I know that by design, casts aren't supposed to support replies. For the benefit of my tests, how can I help? Do I need to sleep before returning? That seems gross and inelegant.

I've found What is the idiomatic testing strategy for GenServers in Elixir? which has good elements, but in my case, I'm not testing the async object. It's just a side-effect of calling into another function.

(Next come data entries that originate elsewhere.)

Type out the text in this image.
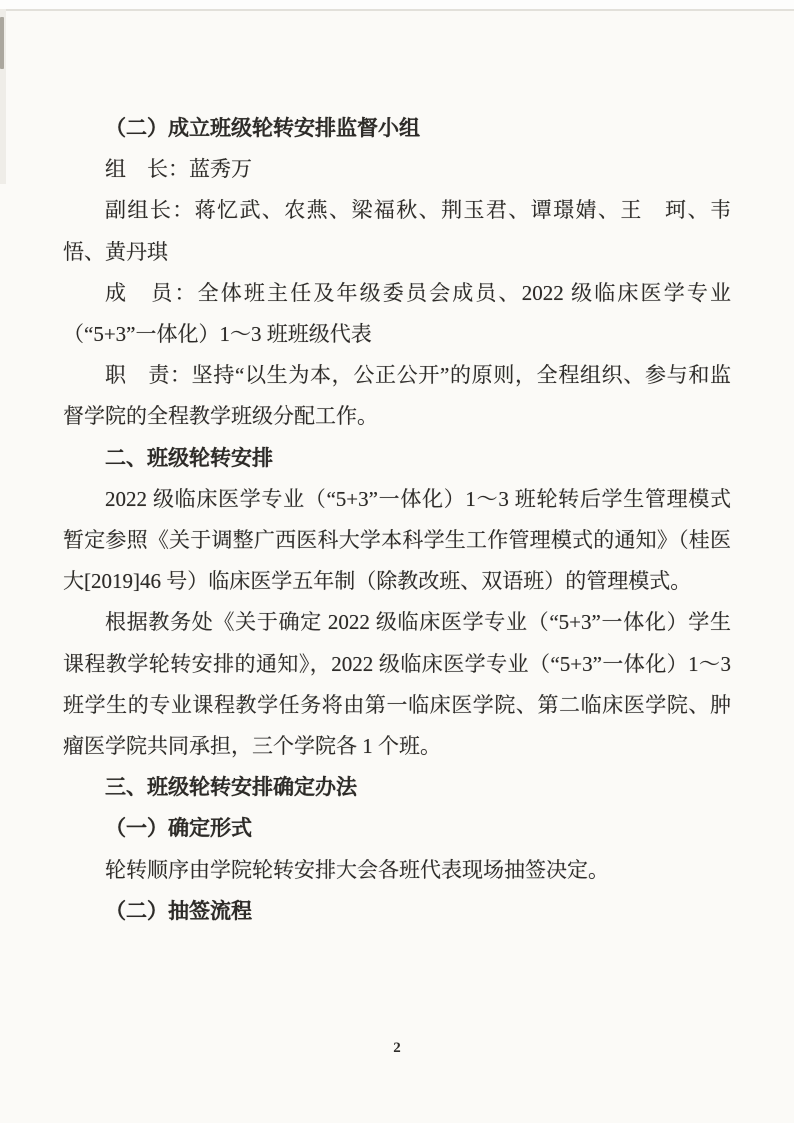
（二）成立班级轮转安排监督小组

组　长：蓝秀万

副组长：蒋忆武、农燕、梁福秋、荆玉君、谭璟婧、王　珂、韦　悟、黄丹琪

成　员：全体班主任及年级委员会成员、2022 级临床医学专业（“5+3”一体化）1～3 班班级代表

职　责：坚持“以生为本，公正公开”的原则，全程组织、参与和监督学院的全程教学班级分配工作。

二、班级轮转安排

2022 级临床医学专业（“5+3”一体化）1～3 班轮转后学生管理模式暂定参照《关于调整广西医科大学本科学生工作管理模式的通知》（桂医大[2019]46 号）临床医学五年制（除教改班、双语班）的管理模式。

根据教务处《关于确定 2022 级临床医学专业（“5+3”一体化）学生课程教学轮转安排的通知》，2022 级临床医学专业（“5+3”一体化）1～3 班学生的专业课程教学任务将由第一临床医学院、第二临床医学院、肿瘤医学院共同承担，三个学院各 1 个班。

三、班级轮转安排确定办法

（一）确定形式

轮转顺序由学院轮转安排大会各班代表现场抽签决定。

（二）抽签流程

2
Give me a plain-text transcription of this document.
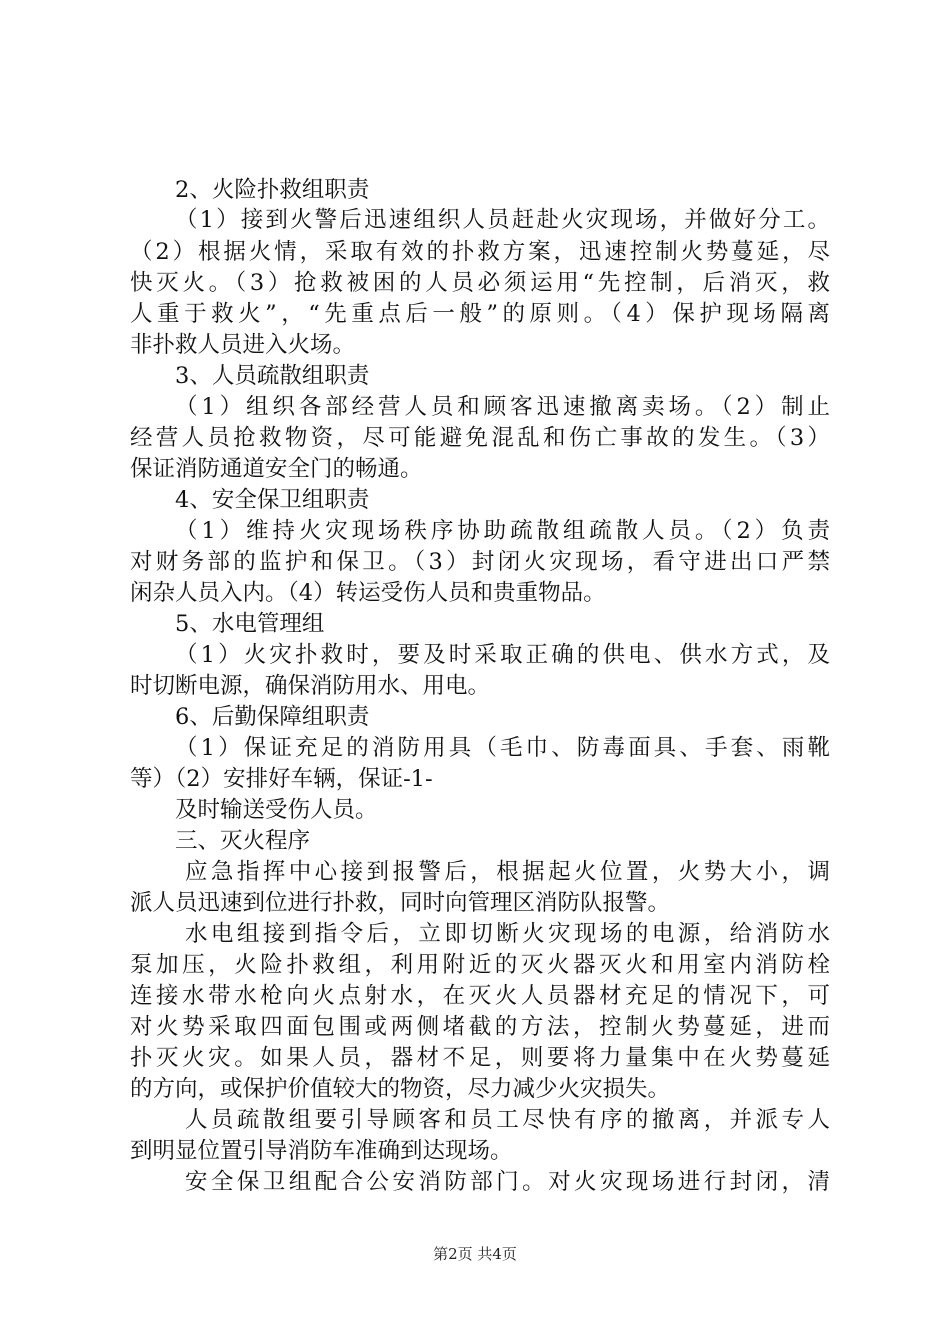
2、火险扑救组职责
（1）接到火警后迅速组织人员赶赴火灾现场，并做好分工。
（2）根据火情，采取有效的扑救方案，迅速控制火势蔓延，尽
快灭火。（3）抢救被困的人员必须运用“先控制，后消灭，救
人重于救火”，“先重点后一般”的原则。（4）保护现场隔离
非扑救人员进入火场。
3、人员疏散组职责
（1）组织各部经营人员和顾客迅速撤离卖场。（2）制止
经营人员抢救物资，尽可能避免混乱和伤亡事故的发生。（3）
保证消防通道安全门的畅通。
4、安全保卫组职责
（1）维持火灾现场秩序协助疏散组疏散人员。（2）负责
对财务部的监护和保卫。（3）封闭火灾现场，看守进出口严禁
闲杂人员入内。（4）转运受伤人员和贵重物品。
5、水电管理组
（1）火灾扑救时，要及时采取正确的供电、供水方式，及
时切断电源，确保消防用水、用电。
6、后勤保障组职责
（1）保证充足的消防用具（毛巾、防毒面具、手套、雨靴
等）（2）安排好车辆，保证-1-
及时输送受伤人员。
三、灭火程序
应急指挥中心接到报警后，根据起火位置，火势大小，调
派人员迅速到位进行扑救，同时向管理区消防队报警。
水电组接到指令后，立即切断火灾现场的电源，给消防水
泵加压，火险扑救组，利用附近的灭火器灭火和用室内消防栓
连接水带水枪向火点射水，在灭火人员器材充足的情况下，可
对火势采取四面包围或两侧堵截的方法，控制火势蔓延，进而
扑灭火灾。如果人员，器材不足，则要将力量集中在火势蔓延
的方向，或保护价值较大的物资，尽力减少火灾损失。
人员疏散组要引导顾客和员工尽快有序的撤离，并派专人
到明显位置引导消防车准确到达现场。
安全保卫组配合公安消防部门。对火灾现场进行封闭，清
第2页 共4页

I also found Testing asynchronous code in Elixir which makes me think I might have to monitor something.

2
Have you confirmed that the tests always pass if you add a long sleep, say 5 seconds?Dogbert
Sleeping 100ms allows my tests to pass, so yes, I'm pretty certain that this test is the problem, and that the order in which the test is torn down impacts the logs.François Beausoleil
Could you try doing this instead of sleep: :sys.get_state(ShortTermMessageStore.address). That should wait until all messages sent to ShortTermMessageStore.address are processed before returning the state. Let me know if it works when you run the tests in a loop.Dogbert
@Dogbert, updated. The test fails for real instead of generating a simple message.François Beausoleil
"module ShortTermMessageStore is not available" that's really strange.. ShortTermMessageStore is the actual complete name of the module right?Dogbert

2 Answers

7
votes

You can wait until the GenServer has processed all pending messages by calling :sys.get_state/1 on the Pid. :sys.get_state/1 makes a synchronous call to the GenServer to get its state, which completes after all the pending messages have been processed by it.

So, if you add the following code to the end of your test, your test will wait until ShortTermMessageStore.address has processed all messages it has already received.

:sys.get_state(ShortTermMessageStore.address)
0
votes

After thinking about this, I mocked the ShortTermMessageStore as well:

test "publish_message appends message to room" do
  with_mocks([
    {ShortTermMessageStore, [], [publish: fn(_, _, _) -> true end]},
    {Repo, [], [is_authorized_to_join: fn(_, _) -> true end, is_authorized_to_publish_message_to_room: fn(_, _) -> true end, append_message_to_store: fn(_, _, _) -> true end]},
  ]) do
    {:ok, _room} = open_room "c78940ab-2514-493e-81fe-64efc63c7bb0"
    sock = open_socket()
          |> subscribe_and_join!(RoomChannel, "room: c78940ab-2514-493e-81fe-64efc63c7bb0")

    push sock, "publish_message", %{"id" => "123", "room_id" => "c78940ab-2514-493e-81fe-64efc63c7bb0"}

    assert_broadcast "publish_message", %{"id" => "123", "room_id" => "c78940ab-2514-493e-81fe-64efc63c7bb0", "sequence" => 1}
    {:ok, mailbox} = Rooms.mailbox("c78940ab-2514-493e-81fe-64efc63c7bb0")
    assert [%{"id" => "123", "room_id" => "c78940ab-2514-493e-81fe-64efc63c7bb0", "sequence" => 1}] = mailbox
  end
end

Using this mock, I was able to run the tests many minutes in a row, without failures or warning messages.